Keeping Cargo Secure On A Dry Van Trailer

Many accidents can be prevented if the rules are followed regarding securing cargo.

What kind of security is needed?

What you’ll need to properly tie down cargo: shoring bars, tie downs, dunnage bags or a combination of two or all. One thing you don’t want to have happen is rocking and rolling cargo. These types of items need wedges, chocks or cradles to keep them secure. Whatever is used, they must be secured tightly so they stay stationary while the van is moving.
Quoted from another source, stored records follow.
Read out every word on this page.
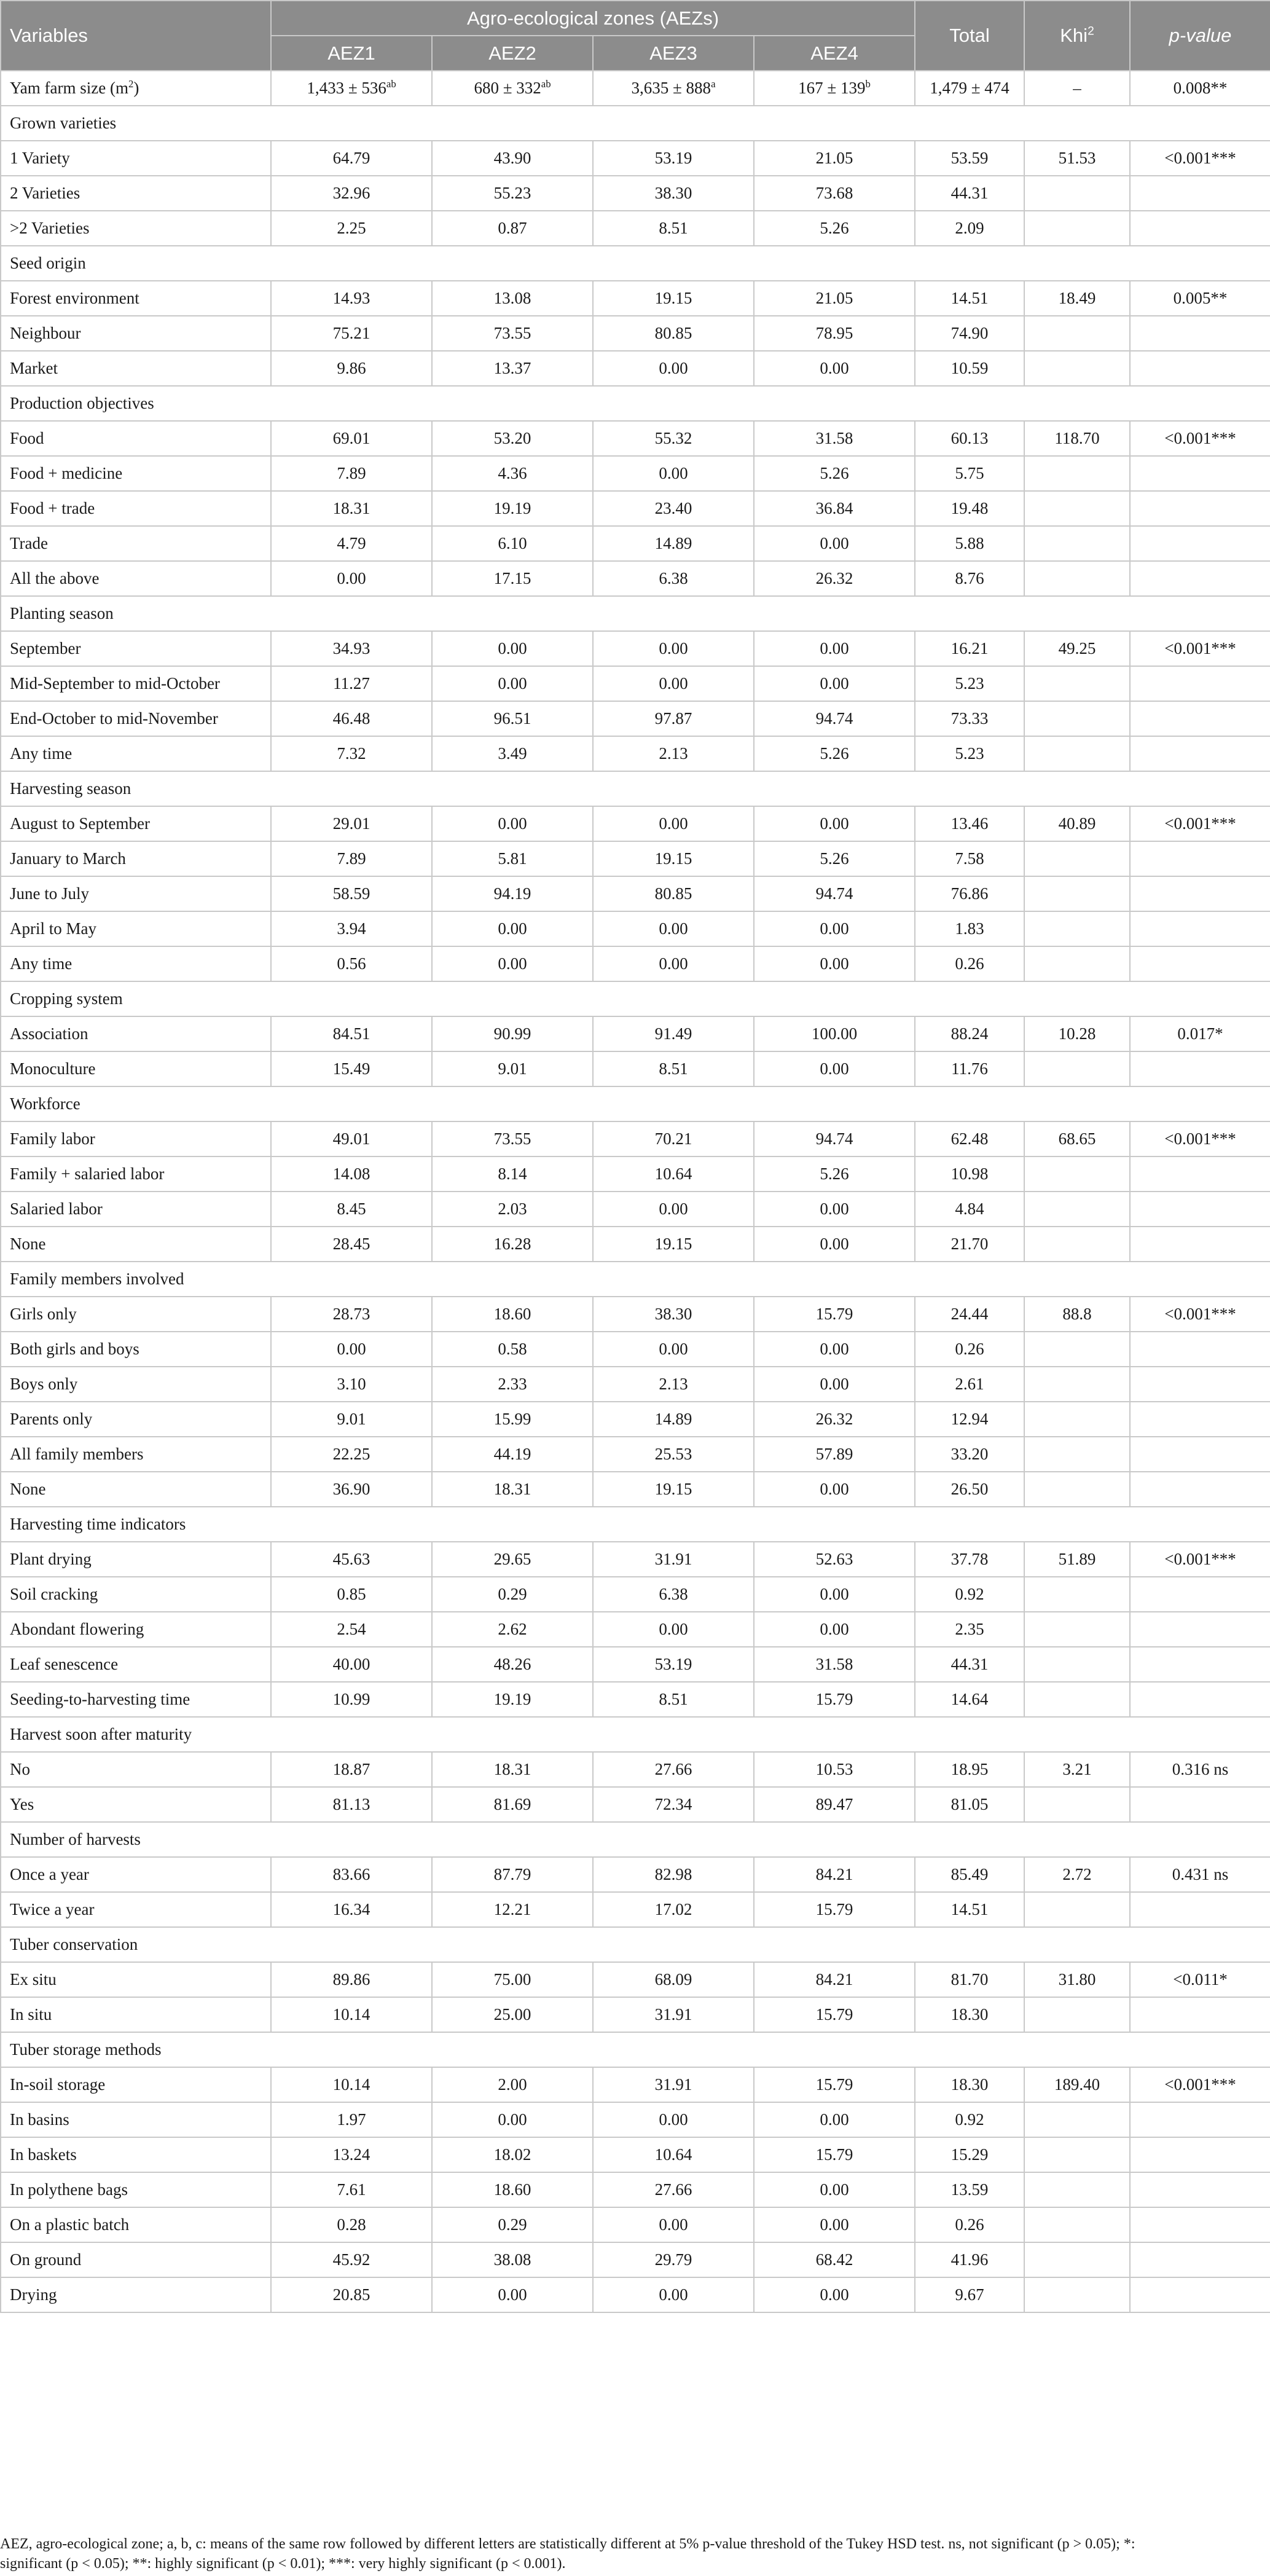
Variables	Agro-ecological zones (AEZs)				Total	Khi$^2$	p-value
	AEZ1	AEZ2	AEZ3	AEZ4			
Yam farm size $(m^2)$	$1,433 \pm 536^{ab}$	$680 \pm 332^{ab}$	$3,635 \pm 888^a$	$167 \pm 139^b$	1,479 ± 474	–	0.008**
Grown varieties							
1 Variety	64.79	43.90	53.19	21.05	53.59	51.53	<0.001***
2 Varieties	32.96	55.23	38.30	73.68	44.31		
>2 Varieties	2.25	0.87	8.51	5.26	2.09		
Seed origin							
Forest environment	14.93	13.08	19.15	21.05	14.51	18.49	0.005**
Neighbour	75.21	73.55	80.85	78.95	74.90		
Market	9.86	13.37	0.00	0.00	10.59		
Production objectives							
Food	69.01	53.20	55.32	31.58	60.13	118.70	<0.001***
Food + medicine	7.89	4.36	0.00	5.26	5.75		
Food + trade	18.31	19.19	23.40	36.84	19.48		
Trade	4.79	6.10	14.89	0.00	5.88		
All the above	0.00	17.15	6.38	26.32	8.76		
Planting season							
September	34.93	0.00	0.00	0.00	16.21	49.25	<0.001***
Mid-September to mid-October	11.27	0.00	0.00	0.00	5.23		
End-October to mid-November	46.48	96.51	97.87	94.74	73.33		
Any time	7.32	3.49	2.13	5.26	5.23		
Harvesting season							
August to September	29.01	0.00	0.00	0.00	13.46	40.89	<0.001***
January to March	7.89	5.81	19.15	5.26	7.58		
June to July	58.59	94.19	80.85	94.74	76.86		
April to May	3.94	0.00	0.00	0.00	1.83		
Any time	0.56	0.00	0.00	0.00	0.26		
Cropping system							
Association	84.51	90.99	91.49	100.00	88.24	10.28	0.017*
Monoculture	15.49	9.01	8.51	0.00	11.76		
Workforce							
Family labor	49.01	73.55	70.21	94.74	62.48	68.65	<0.001***
Family + salaried labor	14.08	8.14	10.64	5.26	10.98		
Salaried labor	8.45	2.03	0.00	0.00	4.84		
None	28.45	16.28	19.15	0.00	21.70		
Family members involved							
Girls only	28.73	18.60	38.30	15.79	24.44	88.8	<0.001***
Both girls and boys	0.00	0.58	0.00	0.00	0.26		
Boys only	3.10	2.33	2.13	0.00	2.61		
Parents only	9.01	15.99	14.89	26.32	12.94		
All family members	22.25	44.19	25.53	57.89	33.20		
None	36.90	18.31	19.15	0.00	26.50		
Harvesting time indicators							
Plant drying	45.63	29.65	31.91	52.63	37.78	51.89	<0.001***
Soil cracking	0.85	0.29	6.38	0.00	0.92		
Abondant flowering	2.54	2.62	0.00	0.00	2.35		
Leaf senescence	40.00	48.26	53.19	31.58	44.31		
Seeding-to-harvesting time	10.99	19.19	8.51	15.79	14.64		
Harvest soon after maturity							
No	18.87	18.31	27.66	10.53	18.95	3.21	0.316 ns
Yes	81.13	81.69	72.34	89.47	81.05		
Number of harvests							
Once a year	83.66	87.79	82.98	84.21	85.49	2.72	0.431 ns
Twice a year	16.34	12.21	17.02	15.79	14.51		
Tuber conservation							
Ex situ	89.86	75.00	68.09	84.21	81.70	31.80	<0.011*
In situ	10.14	25.00	31.91	15.79	18.30		
Tuber storage methods							
In-soil storage	10.14	2.00	31.91	15.79	18.30	189.40	<0.001***
In basins	1.97	0.00	0.00	0.00	0.92		
In baskets	13.24	18.02	10.64	15.79	15.29		
In polythene bags	7.61	18.60	27.66	0.00	13.59		
On a plastic batch	0.28	0.29	0.00	0.00	0.26		
On ground	45.92	38.08	29.79	68.42	41.96		
Drying	20.85	0.00	0.00	0.00	9.67		

AEZ, agro-ecological zone; a, b, c: means of the same row followed by different letters are statistically different at 5% p-value threshold of the Tukey HSD test. ns, not significant (p > 0.05); *:

significant (p < 0.05); **: highly significant (p < 0.01); ***: very highly significant (p < 0.001).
How many devices should be used?

Generally, the rule is that articles five feet long or less and weighing less than 500 kilograms should have one tiedown. Two tiedowns are needed for cargo that’s five feet long or less but weighs more than 500 kilograms. Items between five and 10 feet, no matter how much they weigh, will need two tiedowns. Cargo more than 10 feet in length needs an extra tiedown for every 10 added feet.

Load limit

Systems to secure cargo have load limits. The total load limit needs to be at least half the weight of the cargo the system is securing. To calculate the cargo limit, take half the working load limit of every tiedown from where it’s fastened on the van to where it will be attached on a piece of cargo. Drivers will need to determine an aggregate load limit.

Loads need to stay secure whenever the van is accelerating or decelerating. If there is any shifting at all, there could be damage not only to the cargo, but to the van. If cargo has shifted, the driver or dockworkers may be injured while unloading or even opening the van.

As well, if the van should ever tip over, any freight that hasn’t been secured can be hurled through any torn pieces of metal. Also, the shifting of a load may change the van’s center of gravity, making a rollover more likely if the driver makes a too-fast turn.

Freight that’s improperly secured could also mean:

  • Customer losses. No one wants to receive damaged cargo or not receive it al all.
  • Third party insurance rates escalate.
  • Financial losses should a vehicle be off the road for repairs.